The advantages of the present mechanism over the previous designs are many. Particularly, the present mechanism is able to reduce the time to access a new track because the optical pipe 4 can be accelerated at a high rate due to its low moment of inertia. Unlike the previous design where the entire optical pickup unit had to move, here, only the pipe 4, and not the entire OPU, moves. This configuration, moreover, eliminates the vibrational problem associated with the previous design because the element which is most susceptible to induced vibration, the OPU, remains stationary. Finally, the present design is much simpler and relatively inexpensive to manufacture because it does not require a complex rail system, but simply rotates on a single axis.

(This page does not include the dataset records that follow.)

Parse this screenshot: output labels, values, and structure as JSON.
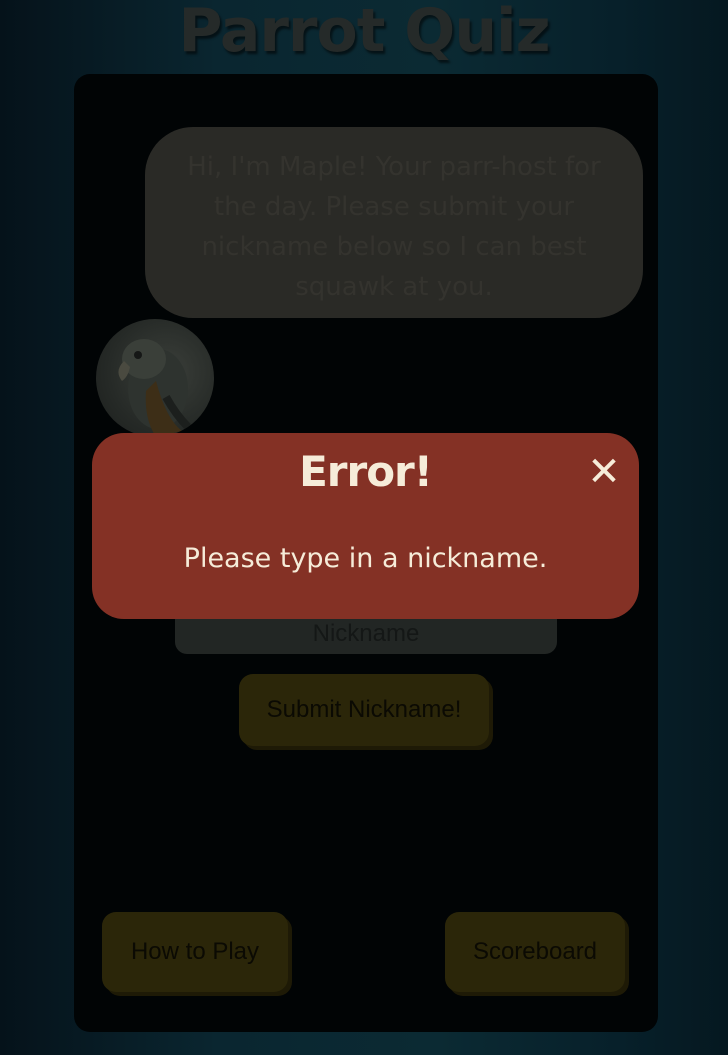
{
  "page": {
    "title": "Parrot Quiz"
  },
  "host": {
    "message": "Hi, I'm Maple! Your parr-host for the day. Please submit your nickname below so I can best squawk at you.",
    "avatar_icon": "parrot-avatar"
  },
  "form": {
    "nickname_placeholder": "Nickname",
    "nickname_value": "",
    "submit_label": "Submit Nickname!"
  },
  "footer": {
    "how_to_play_label": "How to Play",
    "scoreboard_label": "Scoreboard"
  },
  "modal": {
    "title": "Error!",
    "close_symbol": "✕",
    "message": "Please type in a nickname."
  },
  "colors": {
    "modal_background": "#843125",
    "modal_text": "#f6ecd9",
    "button_background": "#2b2609",
    "card_background": "#010405"
  }
}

The present invention may be embodied in other specific forms without departing from the spirit or essential characteristics thereof. The presently disclosed embodiments are, therefore, to be considered in all respects as illustrative and not restrictive, the scope of the invention being indicated by the appended claims and all changes which come within the meaning and range of equivalency of the claims are, therefore, to be embraced therein.

Claims

We Claim: 1. An off-axis optical pickup mechanism for accessing data tracks of an optical storage device in an optical storage drive comprising: an optical pickup unit, said optical pickup unit having an eye for emanating and receiving a light beam; an optical pipe having a channel for directing the light beam, said channel having a lens element at one end and an opening at second end, said optical pipe rotatably positioned over said optical pickup unit such that said opening can receive the light beam from said eye of the optical pickup unit; and a mechanism for controllably rotating and positioning said optical pipe such that said lens element can be placed in position to access said data tracks of said optical storage device. 2. The off-axis optical pickup mechanism as recited in Claim 1 further comprising a baffle and cover. 3. The off-axis optical pickup mechanism as recited in Claim 1 wherein said mechanism for controllably rotating and positioning said optical pipe comprises a first gear attached to said optical pipe, a second gear meshed with said first gear, and a motor attached to said second gear. 4. The off-axis optical pickup mechanism as recited in Claim 1 wherein said optical pipe is bent at two locations at 90 degrees, said optical pipe having a mirror at each of the bent locations to deflect the light beam.